US Indicts Japanese Yakuza Leader Over Selling Nuclear Materials To Iran

Takeshi Ebisawa, a Japanese leader of the Yakuza
Takeshi Ebisawa, a Japanese leader of the Yakuza

The United States has indicted a Japanese leader of the Yakuza transnational organized crime syndicate over his attempts to traffic nuclear materials to Iran.

Takeshi Ebisawa is accused of conspiring to transfer uranium and weapons-grade plutonium from Myanmar to Iran for use in Iran's nuclear program, the US Justice Department reported on Wednesday.

According to the report, Ebisawa approached an undercover agent working for the US Drug Enforcement Administration (DEA) in early 2020 in Thailand, informing him that he had a large quantity of uranium and plutonium and asked him to find a customer for the materials.

The Yakuza leader then sent the DEA undercover agent “a series of photographs depicting rocky substances with Geiger counters measuring radiation, as well as pages of what Ebisawa represented to be lab analyses indicating the presence of thorium and uranium in the depicted substances,” the report added.

Following the DEA’s investigation, the undercover agent told Ebisawa that he could connect him to an associate, who was posing as an Iranian general. The Japanese side then suggested that plutonium would be more “powerful” than uranium for the production of nuclear weapons, offering to supply the material to the “Iranian general.”

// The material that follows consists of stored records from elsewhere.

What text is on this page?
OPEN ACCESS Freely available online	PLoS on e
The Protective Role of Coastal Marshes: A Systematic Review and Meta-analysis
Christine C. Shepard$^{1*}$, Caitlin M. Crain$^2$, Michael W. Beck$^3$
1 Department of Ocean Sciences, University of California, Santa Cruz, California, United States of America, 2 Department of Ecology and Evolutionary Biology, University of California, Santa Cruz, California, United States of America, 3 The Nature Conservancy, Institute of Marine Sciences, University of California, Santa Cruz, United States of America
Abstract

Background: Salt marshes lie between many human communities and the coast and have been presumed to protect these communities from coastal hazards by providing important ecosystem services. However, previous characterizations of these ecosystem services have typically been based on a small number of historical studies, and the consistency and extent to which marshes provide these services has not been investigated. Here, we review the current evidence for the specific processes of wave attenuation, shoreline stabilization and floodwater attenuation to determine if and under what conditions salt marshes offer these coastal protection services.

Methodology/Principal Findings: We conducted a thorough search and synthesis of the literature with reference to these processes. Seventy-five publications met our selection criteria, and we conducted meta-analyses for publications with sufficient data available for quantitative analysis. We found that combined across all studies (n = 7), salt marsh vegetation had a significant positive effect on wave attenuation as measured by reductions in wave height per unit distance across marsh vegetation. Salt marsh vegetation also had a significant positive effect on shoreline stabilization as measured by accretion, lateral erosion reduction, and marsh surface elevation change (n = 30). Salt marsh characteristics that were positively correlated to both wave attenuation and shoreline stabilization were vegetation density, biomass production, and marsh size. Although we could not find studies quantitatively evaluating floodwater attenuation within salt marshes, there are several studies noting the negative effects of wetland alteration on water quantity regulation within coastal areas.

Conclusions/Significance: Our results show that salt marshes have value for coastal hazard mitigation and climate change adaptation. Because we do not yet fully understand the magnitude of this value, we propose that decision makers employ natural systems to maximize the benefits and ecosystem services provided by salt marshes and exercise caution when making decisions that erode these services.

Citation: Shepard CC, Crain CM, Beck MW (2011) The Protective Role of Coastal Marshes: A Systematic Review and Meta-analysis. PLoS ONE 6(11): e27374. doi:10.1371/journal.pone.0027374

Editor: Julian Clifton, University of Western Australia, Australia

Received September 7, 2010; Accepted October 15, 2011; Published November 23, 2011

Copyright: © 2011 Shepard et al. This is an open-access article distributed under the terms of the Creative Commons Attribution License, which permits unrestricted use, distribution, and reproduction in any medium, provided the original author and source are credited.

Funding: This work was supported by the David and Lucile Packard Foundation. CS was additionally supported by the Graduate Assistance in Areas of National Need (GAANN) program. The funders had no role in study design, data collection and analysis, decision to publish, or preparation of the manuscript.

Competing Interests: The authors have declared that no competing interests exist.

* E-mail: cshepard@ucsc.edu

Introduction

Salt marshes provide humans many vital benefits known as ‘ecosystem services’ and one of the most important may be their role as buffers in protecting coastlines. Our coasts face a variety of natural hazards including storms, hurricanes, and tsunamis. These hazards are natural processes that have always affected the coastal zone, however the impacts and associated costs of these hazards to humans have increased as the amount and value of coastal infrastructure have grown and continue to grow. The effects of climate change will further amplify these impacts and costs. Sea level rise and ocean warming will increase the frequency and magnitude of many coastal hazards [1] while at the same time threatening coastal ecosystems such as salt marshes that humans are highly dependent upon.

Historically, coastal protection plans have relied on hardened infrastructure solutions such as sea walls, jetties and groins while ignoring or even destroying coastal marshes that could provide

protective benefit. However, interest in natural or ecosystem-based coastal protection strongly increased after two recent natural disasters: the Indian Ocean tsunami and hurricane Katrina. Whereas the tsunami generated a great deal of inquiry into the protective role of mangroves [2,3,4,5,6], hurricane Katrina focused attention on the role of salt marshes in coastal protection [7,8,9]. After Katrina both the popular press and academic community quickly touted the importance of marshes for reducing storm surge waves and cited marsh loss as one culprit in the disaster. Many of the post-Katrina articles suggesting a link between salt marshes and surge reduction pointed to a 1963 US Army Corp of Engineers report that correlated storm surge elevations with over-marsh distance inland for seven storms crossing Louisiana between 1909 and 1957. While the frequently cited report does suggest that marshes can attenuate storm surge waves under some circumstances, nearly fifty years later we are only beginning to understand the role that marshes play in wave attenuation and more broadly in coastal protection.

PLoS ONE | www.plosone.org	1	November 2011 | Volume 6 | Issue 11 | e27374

The samples provided by Ebisawa were confiscated by Thai authorities and transferred to the US. According to the analysis by a US nuclear forensic laboratory, the samples were proved to include uranium and weapons-grade plutonium.

Iran's Supreme Leader Ali Khamenei visits the Iranian centrifuges in Tehran, Iran June 11, 2023.
Iran's Supreme Leader Ali Khamenei visits the Iranian centrifuges in Tehran, Iran June 11, 2023.

“It is impossible to overstate the seriousness of the conduct alleged in today’s indictment” against the Japanese Yakuza leader, said Damian Williams, the US Attorney for the Southern District of New York, adding that he conspired to traffic nuclear uranium and platinum fully aware "the material was going to be used in the development of a nuclear weapons program.”

Meanwhile, Matthew G. Olsen, the Assistant Attorney General of the Justice Department’s National Security Division, stressed that such a trade could have had dire consequences if Ebisawa’s plans had succeeded.

“The Justice Department will hold accountable those who traffic in these materials and threaten US national security and international stability,” he warned.

Ebisawa also negotiated with the DEA’s undercover agent in May 2021 for purchasing military-grade weapons, including surface-to-air missiles. The weapons were demanded by the leader of an insurgent group in Myanmar, added the report by the US Justice Department.

“This is an extraordinary example of the depravity of drug traffickers who operate with total disregard for human life,” said DEA Administrator Anne Milgram in reference to the Yakuza leader’s engagement in weapons, narcotics, and nuclear materials transactions.

In recent years, Iran has become more brazen and vocal around its nuclear program, sanctions so far unable to stem the tide of its progress. Earlier this month, Ali-Akbar Salehi, the former head of Iran's nuclear agency, said Iran has everything it needs for a nuclear weapon, claiming, "we have [crossed] all the thresholds of nuclear science and technology". 

This is not the first time that Iranian officials have claimed to have the ability to build a nuclear bomb. In July 2022, Kamal Kharrazi, the head of the Strategic Council for Foreign Relations of the Islamic Republic and a close advisor to Supreme Leader Ali Khamenei, said in an interview with Al Jazeera that Tehran had the technical capabilities to build a nuclear bomb but does not intend to do so.

"We have increased the level of uranium enrichment from 20 percent to 60 percent in just a few days, and it can easily be enriched to 90 percent," Kharrazi said, implying that Iran is very close to making nuclear weapons.

The head of the UN's nuclear watchdog, Rafael Grossi, announced on Monday that Iran continues to enrich uranium well beyond the needs for commercial nuclear use, further adding that the regime is still enriching at an elevated rate of around 7 kg of uranium per month to 60% purity.

Enrichment to 60% brings uranium close to weapons grade, and is not necessary for commercial use in nuclear power production. Iran denies seeking nuclear weapons but no other state has enriched to that level without producing them.